Eu larguei a prancheta com força em cima da mesa de inox.
— “Tem paciente esperando na 12. Ou vão passar o plantão comentando homem bonito?” — cortei seca.
Elas se calaram na hora.
E eu voltei pro que tava fazendo.
Mas por dentro… o nome dele ainda rodava feito aviso.
Thales Montenegro.
Homem de silêncio, olhar que pesa e nome de tempestade.
Não sei o que me deu.
No meio do intervalo, sentei num canto do vestiário, abri o celular e digitei no i********::
@thalesmontenegro.
Apareceu de primeira.
Perfil fechado. Foto de perfil com camisa social aberta, corrente no pescoço, olhar direto pra câmera como se tivesse te julgando.
E julgava mesmo. O feed era um desfile de ego: terno alinhado, carro importado, fundo de mansão, close na barba feita.
Ex-militar. Empresário. Arrogante. Rico. E sabendo disso.
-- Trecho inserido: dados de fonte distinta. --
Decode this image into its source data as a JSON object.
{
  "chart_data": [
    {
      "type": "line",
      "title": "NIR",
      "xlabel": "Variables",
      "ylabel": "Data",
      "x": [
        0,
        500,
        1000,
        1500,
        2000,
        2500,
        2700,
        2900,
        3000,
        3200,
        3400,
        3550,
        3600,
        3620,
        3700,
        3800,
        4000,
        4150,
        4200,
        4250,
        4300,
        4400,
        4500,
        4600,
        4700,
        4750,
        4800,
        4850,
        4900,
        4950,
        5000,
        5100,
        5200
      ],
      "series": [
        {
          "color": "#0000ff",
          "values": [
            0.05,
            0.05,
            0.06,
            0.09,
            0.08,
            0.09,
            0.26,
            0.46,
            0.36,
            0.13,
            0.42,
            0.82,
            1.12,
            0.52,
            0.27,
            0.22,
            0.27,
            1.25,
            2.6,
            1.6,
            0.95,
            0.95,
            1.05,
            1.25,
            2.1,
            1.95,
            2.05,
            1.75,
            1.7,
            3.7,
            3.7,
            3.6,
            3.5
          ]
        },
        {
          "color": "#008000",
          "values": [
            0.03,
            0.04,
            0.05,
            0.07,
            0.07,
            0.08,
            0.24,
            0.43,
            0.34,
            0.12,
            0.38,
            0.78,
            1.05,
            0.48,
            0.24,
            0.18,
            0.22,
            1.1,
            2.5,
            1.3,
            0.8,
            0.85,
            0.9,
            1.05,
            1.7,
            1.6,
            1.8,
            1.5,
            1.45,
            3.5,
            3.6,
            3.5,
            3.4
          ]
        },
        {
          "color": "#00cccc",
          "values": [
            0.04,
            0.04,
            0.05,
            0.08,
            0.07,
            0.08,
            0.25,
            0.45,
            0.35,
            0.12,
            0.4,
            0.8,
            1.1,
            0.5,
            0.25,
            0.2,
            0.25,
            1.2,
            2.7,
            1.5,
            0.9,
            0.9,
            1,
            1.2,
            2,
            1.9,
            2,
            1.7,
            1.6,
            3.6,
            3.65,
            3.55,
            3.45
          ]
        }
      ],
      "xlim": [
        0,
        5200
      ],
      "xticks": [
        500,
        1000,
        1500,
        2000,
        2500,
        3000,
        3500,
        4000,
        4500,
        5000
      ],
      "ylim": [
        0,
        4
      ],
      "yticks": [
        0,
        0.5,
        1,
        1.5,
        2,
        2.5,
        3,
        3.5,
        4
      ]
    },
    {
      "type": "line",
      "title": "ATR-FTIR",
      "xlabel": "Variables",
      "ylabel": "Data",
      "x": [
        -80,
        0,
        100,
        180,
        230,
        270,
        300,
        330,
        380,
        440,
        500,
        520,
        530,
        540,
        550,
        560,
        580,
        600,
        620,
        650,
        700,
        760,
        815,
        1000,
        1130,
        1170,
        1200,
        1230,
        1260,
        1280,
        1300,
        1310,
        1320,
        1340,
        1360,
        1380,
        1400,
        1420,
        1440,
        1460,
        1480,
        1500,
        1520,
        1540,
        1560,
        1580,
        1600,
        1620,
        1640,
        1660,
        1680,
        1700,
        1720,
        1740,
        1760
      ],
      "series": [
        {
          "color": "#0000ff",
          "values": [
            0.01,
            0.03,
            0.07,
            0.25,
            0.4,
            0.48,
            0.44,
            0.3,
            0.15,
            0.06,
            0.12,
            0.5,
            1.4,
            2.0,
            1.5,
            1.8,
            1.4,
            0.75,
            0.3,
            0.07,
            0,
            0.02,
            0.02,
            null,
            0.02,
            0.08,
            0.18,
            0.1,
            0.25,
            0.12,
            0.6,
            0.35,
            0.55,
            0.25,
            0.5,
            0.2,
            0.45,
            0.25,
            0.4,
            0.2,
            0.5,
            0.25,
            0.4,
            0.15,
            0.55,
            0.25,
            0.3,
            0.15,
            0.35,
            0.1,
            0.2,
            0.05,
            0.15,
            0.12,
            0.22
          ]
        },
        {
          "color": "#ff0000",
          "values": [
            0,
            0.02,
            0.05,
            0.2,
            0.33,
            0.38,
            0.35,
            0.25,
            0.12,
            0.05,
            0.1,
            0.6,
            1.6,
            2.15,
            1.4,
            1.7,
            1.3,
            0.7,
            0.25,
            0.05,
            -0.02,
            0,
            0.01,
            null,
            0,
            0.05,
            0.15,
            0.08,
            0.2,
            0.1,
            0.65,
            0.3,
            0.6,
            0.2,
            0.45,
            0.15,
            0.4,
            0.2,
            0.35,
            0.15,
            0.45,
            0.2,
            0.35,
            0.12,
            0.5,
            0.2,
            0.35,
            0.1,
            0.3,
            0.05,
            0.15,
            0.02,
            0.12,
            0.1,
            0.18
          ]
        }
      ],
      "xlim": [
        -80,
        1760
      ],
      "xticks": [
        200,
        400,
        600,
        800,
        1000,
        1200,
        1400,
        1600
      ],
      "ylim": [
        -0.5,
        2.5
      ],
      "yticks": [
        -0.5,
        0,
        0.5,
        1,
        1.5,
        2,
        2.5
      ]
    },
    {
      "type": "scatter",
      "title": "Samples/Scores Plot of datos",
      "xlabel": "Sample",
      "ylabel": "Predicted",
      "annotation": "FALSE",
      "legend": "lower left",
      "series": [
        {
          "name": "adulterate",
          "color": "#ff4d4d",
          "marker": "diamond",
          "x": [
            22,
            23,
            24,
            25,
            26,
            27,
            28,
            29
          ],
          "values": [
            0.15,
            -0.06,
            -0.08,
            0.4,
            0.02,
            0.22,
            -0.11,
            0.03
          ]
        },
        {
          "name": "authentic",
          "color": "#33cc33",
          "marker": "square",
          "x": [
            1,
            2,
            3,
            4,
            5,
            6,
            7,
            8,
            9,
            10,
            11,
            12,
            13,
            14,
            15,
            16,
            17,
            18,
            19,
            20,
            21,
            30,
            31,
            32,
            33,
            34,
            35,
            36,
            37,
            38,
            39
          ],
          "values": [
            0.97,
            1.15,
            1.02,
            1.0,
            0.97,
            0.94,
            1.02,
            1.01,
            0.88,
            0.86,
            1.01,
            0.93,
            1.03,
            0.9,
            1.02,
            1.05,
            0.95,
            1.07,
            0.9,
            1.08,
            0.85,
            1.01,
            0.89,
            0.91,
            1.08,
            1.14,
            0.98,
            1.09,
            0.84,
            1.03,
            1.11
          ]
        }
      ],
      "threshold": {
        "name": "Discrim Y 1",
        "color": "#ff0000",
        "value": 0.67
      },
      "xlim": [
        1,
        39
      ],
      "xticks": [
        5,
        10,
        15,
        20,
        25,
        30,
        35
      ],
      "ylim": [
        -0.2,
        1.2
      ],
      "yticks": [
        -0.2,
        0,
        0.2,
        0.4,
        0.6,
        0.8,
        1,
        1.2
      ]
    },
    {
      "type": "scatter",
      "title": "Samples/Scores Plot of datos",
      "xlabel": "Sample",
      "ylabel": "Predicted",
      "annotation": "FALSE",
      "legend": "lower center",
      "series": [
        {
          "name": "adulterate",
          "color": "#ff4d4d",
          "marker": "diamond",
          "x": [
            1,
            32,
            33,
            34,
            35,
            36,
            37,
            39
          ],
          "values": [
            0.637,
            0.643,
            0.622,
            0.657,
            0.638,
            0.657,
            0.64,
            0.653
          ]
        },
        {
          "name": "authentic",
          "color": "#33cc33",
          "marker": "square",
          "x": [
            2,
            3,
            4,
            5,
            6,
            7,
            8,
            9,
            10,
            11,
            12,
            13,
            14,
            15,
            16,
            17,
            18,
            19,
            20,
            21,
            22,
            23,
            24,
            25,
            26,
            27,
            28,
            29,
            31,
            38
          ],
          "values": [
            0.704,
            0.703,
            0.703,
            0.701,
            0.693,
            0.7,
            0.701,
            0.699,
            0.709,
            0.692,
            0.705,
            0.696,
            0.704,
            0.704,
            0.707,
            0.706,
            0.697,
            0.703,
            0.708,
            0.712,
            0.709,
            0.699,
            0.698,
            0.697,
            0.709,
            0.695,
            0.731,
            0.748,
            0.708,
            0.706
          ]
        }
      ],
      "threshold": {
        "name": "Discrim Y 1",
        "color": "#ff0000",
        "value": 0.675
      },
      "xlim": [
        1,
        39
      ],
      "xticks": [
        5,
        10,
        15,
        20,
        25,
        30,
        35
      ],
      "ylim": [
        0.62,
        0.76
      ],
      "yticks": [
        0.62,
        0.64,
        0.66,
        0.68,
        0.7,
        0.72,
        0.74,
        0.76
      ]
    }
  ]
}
As enfermeiras não tavam mentindo.
O homem era bonito. Mas não era só isso.
Ele tinha aquele tipo de presença que irritava.
Aquela pose de quem nunca teve que pedir nada duas vezes.
De quem nasceu pra dar ordem — e se você desafiar, ele te quebra no olhar.
Fechei o aplicativo com raiva de mim mesma.
— “Bonito demais pra prestar…” — murmurei. — “E ainda por cima deve feder a perfume caro e ego inflado.”
Mas era tarde.
O nome dele já tinha grudado.
E quando o destino quer sacudir sua vida, ele começa assim: com uma curiosidade b***a…
e termina te deixando de joelhos diante do furacão.